You can also take a page out of Tom’s book and collab with a well-known real estate brand in your market:

On my channel, it’s kind of like a promotion video from Scott Mcgillivray, who’s our version, in Canada, of the Property Bros…He’s very well known. I did a collab with him. So, it’s basically like him talking me up. That’s the first video you see when you go to my channel.

Tom Storey

#11—Don’t be afraid to beg (nicely) for subs. 

You can’t afford to be subtle when it comes to asking your viewers to subscribe. You can beg them—in a chill, totally professional way: 

“If you’re enjoying this content, please drop us a like and subscribe to our channel. And don’t forget to click on the bell, too, so you get notifications whenever we post something new. I promise it’ll be worth your time!” 

You can also make a joke out of it. And, if you have a nemesis on YouTube (real or fake), use that. Rivalries work!  

#12—Don’t be afraid to niche down to your (smaller) local market. 

One of our BAMx members asked, during the After-Party, whether he should focus on his smaller local market or on the larger city half an hour away. 

As Tom said, speaking from experience, you can get great results by focusing on your smaller local market compared to that bigger one 30 minutes or so from your door. 

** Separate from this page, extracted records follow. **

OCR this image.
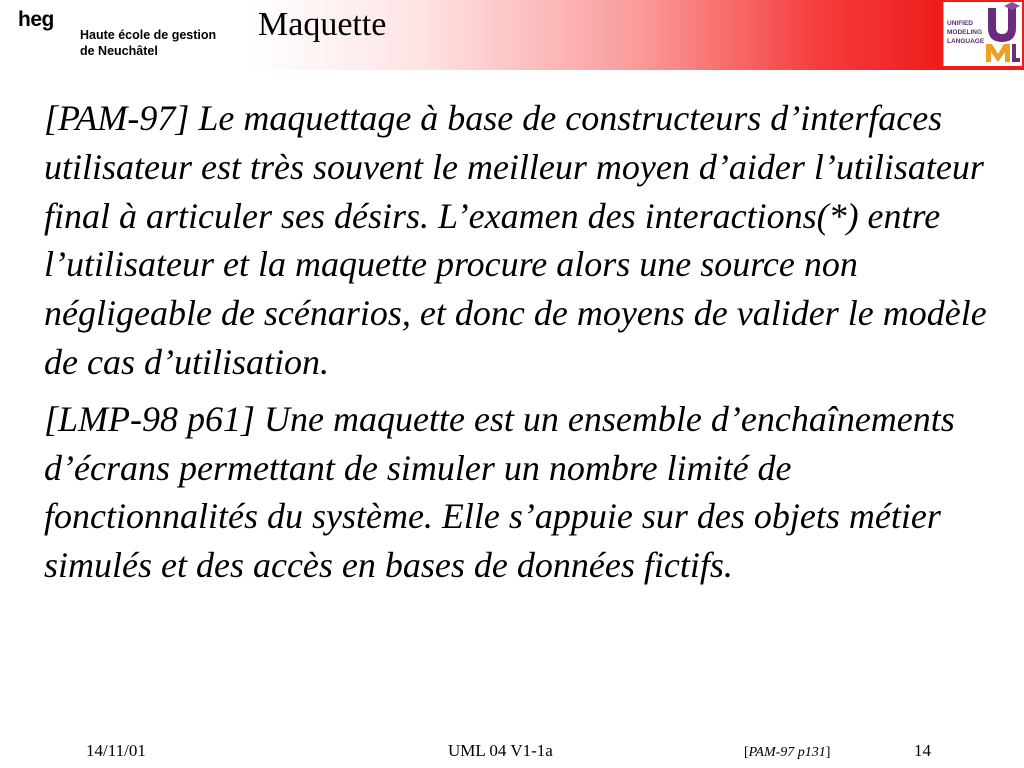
heg
Haute école de gestion
de Neuchâtel
Maquette	UNIFIED
MODELING
LANGUAGE

[PAM-97] Le maquettage à base de constructeurs d’interfaces utilisateur est très souvent le meilleur moyen d’aider l’utilisateur final à articuler ses désirs. L’examen des interactions(*) entre l’utilisateur et la maquette procure alors une source non négligeable de scénarios, et donc de moyens de valider le modèle de cas d’utilisation.

[LMP-98 p61] Une maquette est un ensemble d’enchaînements d’écrans permettant de simuler un nombre limité de fonctionnalités du système. Elle s’appuie sur des objets métier simulés et des accès en bases de données fictifs.

14/11/01	UML 04 V1-1a	[PAM-97 p131]	14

Because, while you most likely will have fewer subscribers, those subs will be far more invested in your content than someone living in a big city and subscribing to multiple real estate YouTube channels that are competing with each other for leads. 

This is one of those cases where less can definitely be more. 

#13—Monetizing and using the Community tab

If you’re wondering how to monetize your YouTube channel, you’ll need to get to 1,000 subscribers and to rack up at least 4,000 hours of watch time. 

Reaching those numbers will unlock the Community tab on your YouTube profile, which allows you to ask questions, post quizzes, and share other videos you’re in. 

Tom has found this to be an effective way to engage with your viewers, giving them more of a reason to subscribe and recommend your channel to others. 

#14—“Steal my videos!” 

Tom openly encouraged webinar attendees and BAMx members to “steal” his videos. By that, he means, go ahead and use what he’s learned to create similar videos for your own market. 

That said, we’re not saying you should just cover Tom’s face with yours, sub your market’s name for his, and call it good. 

Put some thought and effort into it. But don’t be afraid to learn from a YouTube G.O.A.T. like Tom Storey when he’s sharing strategies that have worked so well for him. 

Not a single tip described here is a Hail Mary. It’s all tested and proven effective. So, steal the ideas behind his videos. 

Just don’t just straight-up copy them.